Defendants’ Motion for Summary Judgment or, Alternatively, Summary Adjudication
Hearing Date: July 17, 2026
Defendants Salinas Valley Memorial Healthcare System (“SVMHS”), Michael E. Basse, M.D., and Kimberly L. Moulton, M.D. (collectively, “Defendants”) seek summary judgment or, alternatively, summary adjudication on Plaintiff Maria Maciel’s (“Plaintiff”) claim of professional negligence, which alleges substandard surgical and postoperative care following a laparoscopic bilateral oophorectomy on January 18, 2024, and emergency room care on January 19, 2024. [Defendants’ Separate Statement of Undisputed Material Facts (“Defense Fact(s)”) 1- 18, 20-30, 33, 35, 37-39, 41-43.]
Plaintiff required additional surgeries on January 27, 2024, due to infection and bowel perforation. [Ibid.] Defendants argue that the opinions of their experts, William Whetstone, M.D., and Dr.

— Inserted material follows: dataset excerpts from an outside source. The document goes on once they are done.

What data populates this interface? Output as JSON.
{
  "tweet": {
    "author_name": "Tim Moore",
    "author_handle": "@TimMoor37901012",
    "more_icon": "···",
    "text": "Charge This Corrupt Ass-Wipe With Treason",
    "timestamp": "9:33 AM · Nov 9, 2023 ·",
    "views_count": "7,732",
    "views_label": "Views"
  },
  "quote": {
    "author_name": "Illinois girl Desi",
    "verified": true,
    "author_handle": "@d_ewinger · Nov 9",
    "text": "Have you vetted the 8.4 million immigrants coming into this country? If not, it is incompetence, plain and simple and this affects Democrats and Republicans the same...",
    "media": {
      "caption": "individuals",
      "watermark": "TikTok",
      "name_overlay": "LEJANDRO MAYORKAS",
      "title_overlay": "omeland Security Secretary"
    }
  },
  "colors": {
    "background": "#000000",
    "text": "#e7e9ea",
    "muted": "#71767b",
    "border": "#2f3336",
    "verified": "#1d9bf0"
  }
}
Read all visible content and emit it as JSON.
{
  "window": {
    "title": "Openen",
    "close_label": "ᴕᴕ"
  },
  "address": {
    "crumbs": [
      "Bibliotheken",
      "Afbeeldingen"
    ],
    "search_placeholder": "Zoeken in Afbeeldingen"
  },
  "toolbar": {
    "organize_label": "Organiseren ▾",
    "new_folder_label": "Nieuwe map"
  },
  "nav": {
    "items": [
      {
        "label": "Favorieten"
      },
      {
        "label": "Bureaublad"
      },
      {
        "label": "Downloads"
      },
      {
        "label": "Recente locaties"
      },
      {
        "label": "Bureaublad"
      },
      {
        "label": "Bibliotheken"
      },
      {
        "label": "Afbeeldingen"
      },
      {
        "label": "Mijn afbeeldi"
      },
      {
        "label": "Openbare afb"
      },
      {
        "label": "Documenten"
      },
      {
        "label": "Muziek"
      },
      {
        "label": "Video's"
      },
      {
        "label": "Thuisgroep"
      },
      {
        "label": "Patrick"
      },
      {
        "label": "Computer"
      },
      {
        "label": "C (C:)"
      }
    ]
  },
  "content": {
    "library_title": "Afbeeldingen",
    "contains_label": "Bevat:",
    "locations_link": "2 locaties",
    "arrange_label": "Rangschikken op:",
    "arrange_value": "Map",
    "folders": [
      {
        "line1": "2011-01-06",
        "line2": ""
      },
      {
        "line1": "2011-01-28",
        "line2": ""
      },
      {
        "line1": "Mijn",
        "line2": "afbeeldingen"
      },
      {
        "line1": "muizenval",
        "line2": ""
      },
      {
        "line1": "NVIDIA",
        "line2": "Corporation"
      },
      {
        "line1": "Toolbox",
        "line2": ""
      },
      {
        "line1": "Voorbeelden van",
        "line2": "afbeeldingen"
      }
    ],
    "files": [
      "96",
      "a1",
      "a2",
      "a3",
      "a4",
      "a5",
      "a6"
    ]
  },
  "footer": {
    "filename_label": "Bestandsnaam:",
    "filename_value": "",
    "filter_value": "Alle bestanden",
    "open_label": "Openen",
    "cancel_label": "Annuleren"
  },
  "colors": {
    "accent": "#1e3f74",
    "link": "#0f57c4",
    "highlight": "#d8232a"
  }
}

Brad Piatt, M.D., demonstrate compliance with the relevant standard of care and show a lack of causation. [Defense Facts 44, 46, 52, and 54.] Plaintiff counters with the opposing expert declarations of Ross Goldberg, M.D., and Derek Golden, M.D. [Plaintiff’s Response to Defense Facts 44, 46, 48, 50, 52, and 54; Plaintiff’s Separate Statement of Additional Material Facts (“Plaintiff’s Fact(s)”) 1A-5A.]
As outlined below, Defendants’ motions for summary judgment and summary adjudication are DENIED. They met their initial burden with expert declarations, shifting the burden to Plaintiff. In turn, Plaintiff provided admissible expert evidence from Drs. Goldberg and Golden, raising triable issues of fact regarding breach of the standard of care and causation for Drs. Basse and Moulton. Additionally, Defendants failed to address, let alone negate, SVMHS’s vicarious liability for either physician.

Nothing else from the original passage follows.